Friday, August 10, 2012

Bruschetta 'n Cheese Stuffed Chicken Breasts


Bruschetta 'n Cheese Stuffed Chicken Breasts

Prep: 15 min           Total: 1 Hour
1 Can (14 ½ oz.) Italian-style diced tomatoes, undrained
1 ¼ Cups Shredded Low-Moisture Part Skim Mozzarella Cheese, divided
¼ Cup Chopped Fresh Basil
1 Pkg (6 oz.) Stove Top Stuffing Mix for Chicken
8 Small boneless skinless chicken breast halves (2 lob.)
1/3 Cup Kraft Roasted Red Pepper Italian with Parmesan Dressing
Preheat oven to 350 degrees F. To prepare stuffing, combine tomatoes and their liquid. ½ cup shredded mozzarella cheese; basil and dry stuffing mix, stirring until just moistened.
Put 2 chicken breast halves in a large, freezer weight resealable bag.
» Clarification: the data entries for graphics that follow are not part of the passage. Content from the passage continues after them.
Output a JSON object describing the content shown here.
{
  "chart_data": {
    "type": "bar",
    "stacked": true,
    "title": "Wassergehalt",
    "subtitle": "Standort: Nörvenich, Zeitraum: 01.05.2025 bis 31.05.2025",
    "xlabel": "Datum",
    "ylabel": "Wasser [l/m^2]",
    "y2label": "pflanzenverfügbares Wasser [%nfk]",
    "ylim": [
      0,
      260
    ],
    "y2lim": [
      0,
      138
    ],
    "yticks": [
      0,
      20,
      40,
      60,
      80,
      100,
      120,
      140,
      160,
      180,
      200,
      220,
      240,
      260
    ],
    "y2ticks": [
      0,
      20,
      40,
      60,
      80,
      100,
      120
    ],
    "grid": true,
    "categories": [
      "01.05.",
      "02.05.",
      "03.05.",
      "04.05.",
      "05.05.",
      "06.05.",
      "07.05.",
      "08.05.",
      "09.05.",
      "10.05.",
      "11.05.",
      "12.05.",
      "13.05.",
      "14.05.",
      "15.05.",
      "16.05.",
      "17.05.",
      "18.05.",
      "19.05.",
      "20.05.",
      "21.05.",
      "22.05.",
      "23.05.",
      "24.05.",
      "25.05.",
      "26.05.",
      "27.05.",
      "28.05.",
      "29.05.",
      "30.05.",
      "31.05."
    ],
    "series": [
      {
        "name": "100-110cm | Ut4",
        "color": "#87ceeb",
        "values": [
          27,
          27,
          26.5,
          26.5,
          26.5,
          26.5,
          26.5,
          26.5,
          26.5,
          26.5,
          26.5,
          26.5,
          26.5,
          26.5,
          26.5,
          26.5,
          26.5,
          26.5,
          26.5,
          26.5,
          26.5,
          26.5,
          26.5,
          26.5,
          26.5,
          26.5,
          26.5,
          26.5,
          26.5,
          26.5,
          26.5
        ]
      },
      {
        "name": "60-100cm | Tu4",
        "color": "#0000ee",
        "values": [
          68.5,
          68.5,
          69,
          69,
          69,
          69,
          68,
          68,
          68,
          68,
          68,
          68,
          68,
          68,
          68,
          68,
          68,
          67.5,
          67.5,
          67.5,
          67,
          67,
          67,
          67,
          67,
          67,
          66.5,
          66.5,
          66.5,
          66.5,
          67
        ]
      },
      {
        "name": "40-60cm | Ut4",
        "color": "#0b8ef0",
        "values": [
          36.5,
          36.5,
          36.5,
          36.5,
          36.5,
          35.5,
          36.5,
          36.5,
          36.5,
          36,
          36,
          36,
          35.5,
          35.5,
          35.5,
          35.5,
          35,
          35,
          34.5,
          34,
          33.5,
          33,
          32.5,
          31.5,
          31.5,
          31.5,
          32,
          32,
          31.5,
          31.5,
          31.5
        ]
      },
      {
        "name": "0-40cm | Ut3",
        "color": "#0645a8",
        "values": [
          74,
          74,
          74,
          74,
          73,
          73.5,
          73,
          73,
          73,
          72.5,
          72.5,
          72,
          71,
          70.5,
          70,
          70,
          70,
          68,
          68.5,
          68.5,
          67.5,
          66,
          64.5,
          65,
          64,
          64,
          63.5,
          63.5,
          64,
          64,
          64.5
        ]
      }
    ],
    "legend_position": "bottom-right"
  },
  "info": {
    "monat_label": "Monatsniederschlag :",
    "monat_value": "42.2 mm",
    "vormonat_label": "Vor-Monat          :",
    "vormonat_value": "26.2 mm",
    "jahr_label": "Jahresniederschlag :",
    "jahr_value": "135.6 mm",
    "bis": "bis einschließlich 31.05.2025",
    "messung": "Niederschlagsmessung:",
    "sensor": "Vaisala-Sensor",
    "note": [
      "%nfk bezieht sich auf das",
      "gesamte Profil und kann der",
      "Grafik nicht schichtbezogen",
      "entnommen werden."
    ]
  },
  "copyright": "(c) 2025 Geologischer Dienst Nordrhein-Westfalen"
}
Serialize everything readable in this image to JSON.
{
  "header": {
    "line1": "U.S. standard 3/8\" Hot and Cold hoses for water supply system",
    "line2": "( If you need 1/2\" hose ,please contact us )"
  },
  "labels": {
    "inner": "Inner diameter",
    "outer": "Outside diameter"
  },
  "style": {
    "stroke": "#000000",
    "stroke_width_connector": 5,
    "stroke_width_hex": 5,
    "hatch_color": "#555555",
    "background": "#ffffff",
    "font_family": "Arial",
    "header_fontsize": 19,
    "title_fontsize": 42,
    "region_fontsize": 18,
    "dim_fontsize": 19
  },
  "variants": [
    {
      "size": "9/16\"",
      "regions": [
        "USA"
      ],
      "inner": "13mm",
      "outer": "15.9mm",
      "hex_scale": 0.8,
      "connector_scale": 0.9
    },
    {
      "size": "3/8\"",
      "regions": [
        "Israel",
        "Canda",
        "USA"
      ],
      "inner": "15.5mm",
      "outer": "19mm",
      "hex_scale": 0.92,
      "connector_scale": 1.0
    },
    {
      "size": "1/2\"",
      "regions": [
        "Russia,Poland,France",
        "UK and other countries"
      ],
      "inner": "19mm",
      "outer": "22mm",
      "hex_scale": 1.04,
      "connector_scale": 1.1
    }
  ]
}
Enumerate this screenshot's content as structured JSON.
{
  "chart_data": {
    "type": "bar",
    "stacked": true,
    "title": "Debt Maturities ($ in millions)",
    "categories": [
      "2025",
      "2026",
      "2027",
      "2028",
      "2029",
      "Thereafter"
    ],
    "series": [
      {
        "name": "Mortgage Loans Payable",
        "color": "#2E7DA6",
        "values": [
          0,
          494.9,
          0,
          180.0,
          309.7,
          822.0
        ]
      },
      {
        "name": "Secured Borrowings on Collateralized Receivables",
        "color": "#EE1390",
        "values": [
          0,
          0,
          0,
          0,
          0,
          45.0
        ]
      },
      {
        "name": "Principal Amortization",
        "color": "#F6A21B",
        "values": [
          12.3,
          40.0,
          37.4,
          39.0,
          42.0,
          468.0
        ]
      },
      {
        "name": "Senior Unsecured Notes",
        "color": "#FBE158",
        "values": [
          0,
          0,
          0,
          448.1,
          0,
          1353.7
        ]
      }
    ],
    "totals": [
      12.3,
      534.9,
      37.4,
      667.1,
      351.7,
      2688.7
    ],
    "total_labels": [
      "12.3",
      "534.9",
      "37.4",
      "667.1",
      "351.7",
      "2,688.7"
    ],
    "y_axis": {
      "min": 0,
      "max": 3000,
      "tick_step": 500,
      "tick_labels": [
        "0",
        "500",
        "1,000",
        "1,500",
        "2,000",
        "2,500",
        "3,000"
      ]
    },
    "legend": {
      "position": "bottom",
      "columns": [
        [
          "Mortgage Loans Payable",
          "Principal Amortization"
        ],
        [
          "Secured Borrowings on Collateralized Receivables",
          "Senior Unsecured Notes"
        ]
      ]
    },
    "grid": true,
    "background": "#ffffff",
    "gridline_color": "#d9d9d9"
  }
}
Pound the chicken with the side of a heavy can, rolling pin or meat mallet until chicken is ¼-inch thick. Repeat process in the same bag with remaining chicken breast, 2 at a time.
Place pounded chicken breast, smooth-side down, on a cutting board. Spread with 1/8 of the stuffing mixture.
Roll chicken breast, starting at the narrow end. As tightly as possible around stuffing mixture.
Place in 13x9-inch baking dish with seam side down, as this allows the chicken to hold together nicely. Pour dressing evenly over chicken and bake for 40 minutes.
Sprinkle with remaining ¾ cup cheese and bake 5 minutes longer, or until cheese is melted and chicken is cooked through (internal temperature of 170 degrees F) .
Makes 8 servings, 1 stuffed chicken breast each.